Heidi Hartmann

Heidi Hartmann

: Photo from Wikimedia Commons / Author of Photo: Photo by Katherine Taylor for The US Department of Labor

Overview

* Founder and president of the Institute for Women’s Policy Research
* Has taught at Rutgers University and George Washington University
* Vice chair of the National Council of Women’s Organizations
* Advocates “equal pay for comparable work” for women


Heidi Hartmann is the founder and president of the Institute for Women’s Policy Research (IWPR), which professes to be “a public policy research organization dedicated to informing and stimulating the debate on public policy issues of critical importance to women and their families.” The Rockefeller Family Fund describes this group as “a research backbone of the women’s movement.” IWPR states that it “specialize[s] in the use of quantitative techniques and original research, interpreting the data through the lens of the special conditions of women’s lives, paying close attention to gender and racial disparities.” It works with women’s advocacy groups to publicize its findings, which largely contend that women in America are victims of widespread discrimination and face imposing social and economic hurdles that men are largely spared.

Prior to founding IWPR, Hartmann – an economist with a B.A. from Swarthmore College and a Ph.D. from Yale University – was the Director of the Women’s Studies Program at Rutgers University and was a member of the graduate faculty at the New School for Social Research. She is currently a Research Professor of Women’s Studies at George Washington University. She is also a Steering Committee member of the National Committee on Pay Equity; a Board member of the Coalition on Human Needs; and the co-chair of the Economists’ Policy Group on Women’s Issues. Moreover, she is a past recipient of a MacArthur Fellowship Award, granted by the John D. and Catherine T. MacArthur Foundation.

Hartmann is the co-author of several economic reports, including: “Who Needs a Family Wage?: The Implications of Low-Wage Work for Family Well-Being”; “Women’s Access to Health Insurance”; “Unnecessary Losses: Costs to Americans of the Lack of Family and Medical Leave”; “Combining Work and Welfare: An Alternative Anti-Poverty Strategy”; and “The Impact of Social Security Reform on Women.”

She participated in a 2001 National Press Club event in Washington, D.C. contesting the legitimacy of George W. Bush’s presidency.
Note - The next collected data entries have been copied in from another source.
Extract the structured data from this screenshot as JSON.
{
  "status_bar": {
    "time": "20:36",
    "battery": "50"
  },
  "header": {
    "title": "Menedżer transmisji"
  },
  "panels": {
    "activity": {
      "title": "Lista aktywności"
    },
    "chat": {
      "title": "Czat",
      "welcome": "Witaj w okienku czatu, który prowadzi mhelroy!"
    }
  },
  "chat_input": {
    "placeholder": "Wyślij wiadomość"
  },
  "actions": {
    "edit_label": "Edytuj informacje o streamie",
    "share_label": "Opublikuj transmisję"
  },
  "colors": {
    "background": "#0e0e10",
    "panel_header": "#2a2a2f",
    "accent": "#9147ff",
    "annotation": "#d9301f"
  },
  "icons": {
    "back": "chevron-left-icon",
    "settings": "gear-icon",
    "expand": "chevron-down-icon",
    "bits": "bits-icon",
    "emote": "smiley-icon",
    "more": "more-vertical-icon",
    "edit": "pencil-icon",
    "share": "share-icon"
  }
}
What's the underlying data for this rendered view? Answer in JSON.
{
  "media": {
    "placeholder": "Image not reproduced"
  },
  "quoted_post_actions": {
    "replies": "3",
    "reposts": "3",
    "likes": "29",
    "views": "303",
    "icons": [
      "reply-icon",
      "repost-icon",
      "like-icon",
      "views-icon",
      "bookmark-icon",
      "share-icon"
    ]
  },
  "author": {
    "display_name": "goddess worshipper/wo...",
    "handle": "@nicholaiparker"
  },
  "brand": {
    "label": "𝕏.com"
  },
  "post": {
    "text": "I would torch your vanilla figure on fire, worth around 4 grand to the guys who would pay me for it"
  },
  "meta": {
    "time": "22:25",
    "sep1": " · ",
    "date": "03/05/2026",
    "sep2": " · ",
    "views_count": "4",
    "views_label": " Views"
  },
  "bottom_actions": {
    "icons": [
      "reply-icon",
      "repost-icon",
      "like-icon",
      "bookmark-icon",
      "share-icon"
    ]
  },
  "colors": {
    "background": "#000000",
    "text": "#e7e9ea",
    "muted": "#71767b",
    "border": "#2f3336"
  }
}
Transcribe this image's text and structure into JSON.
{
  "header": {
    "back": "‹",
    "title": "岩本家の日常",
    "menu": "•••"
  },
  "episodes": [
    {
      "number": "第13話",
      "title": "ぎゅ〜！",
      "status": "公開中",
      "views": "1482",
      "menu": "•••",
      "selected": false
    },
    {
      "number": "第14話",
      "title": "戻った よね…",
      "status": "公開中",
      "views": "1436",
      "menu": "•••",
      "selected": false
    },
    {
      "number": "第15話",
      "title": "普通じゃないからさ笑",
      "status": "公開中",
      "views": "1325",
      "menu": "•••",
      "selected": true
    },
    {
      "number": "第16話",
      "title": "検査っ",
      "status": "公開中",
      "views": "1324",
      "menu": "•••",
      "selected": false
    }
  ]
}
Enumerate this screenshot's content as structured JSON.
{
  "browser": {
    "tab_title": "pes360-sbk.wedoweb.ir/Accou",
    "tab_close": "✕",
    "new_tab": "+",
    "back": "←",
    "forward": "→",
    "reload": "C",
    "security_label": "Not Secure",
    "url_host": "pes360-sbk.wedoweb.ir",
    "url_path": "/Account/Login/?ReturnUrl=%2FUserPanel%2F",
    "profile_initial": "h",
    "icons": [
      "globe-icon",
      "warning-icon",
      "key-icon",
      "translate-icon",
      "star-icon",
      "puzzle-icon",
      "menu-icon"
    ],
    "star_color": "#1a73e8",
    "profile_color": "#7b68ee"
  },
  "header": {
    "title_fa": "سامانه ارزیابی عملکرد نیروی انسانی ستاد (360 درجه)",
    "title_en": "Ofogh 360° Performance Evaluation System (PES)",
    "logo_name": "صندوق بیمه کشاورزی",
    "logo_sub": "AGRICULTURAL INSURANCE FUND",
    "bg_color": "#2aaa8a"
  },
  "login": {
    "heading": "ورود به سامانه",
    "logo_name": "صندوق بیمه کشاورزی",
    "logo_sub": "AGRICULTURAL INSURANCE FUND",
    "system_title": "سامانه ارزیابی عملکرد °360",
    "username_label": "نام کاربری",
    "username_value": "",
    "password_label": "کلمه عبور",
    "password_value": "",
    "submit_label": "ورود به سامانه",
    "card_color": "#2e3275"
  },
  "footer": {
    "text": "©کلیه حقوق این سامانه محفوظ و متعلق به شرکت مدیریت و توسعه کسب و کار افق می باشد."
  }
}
Lamenting Bush’s allegedly anti-woman policies, Hartmann demanded that women be given “equal pay for comparable work.” That is, she advocated a policy which would guarantee that “women in such careers as nursing would be paid the same amount of money as men in careers such as engineering.” “This is a huge opportunity for Progressives to go after not just equal pay for equal work,” Hartmann said, “but equal pay for comparable work.” Hartmann believes that workers’ wages should be determined by “looking at the content of jobs and seeing” how much each contributes to the nation at large – a most subjective criterion.

Hartmann is also the vice-chair of the National Council of Women’s Organizations (NCWO), which views the United States as a nation rife with injustice directed against girls and women. NCWO characterizes its policy agenda as one that aims to develop “a society free from the inequality, oppression, and discrimination that face women and girls from a variety of backgrounds and experiences.” To achieve its ends, NCWO advocates ever-increasing taxes, explaining that “the government must have adequate resources to invest in the needs of its citizens” – those needs being, in NCWO’s view, synonymous with NCWO objectives. Above all else, NCWO advocates high levels of spending for social welfare programs, which it terms “humane welfare policies.”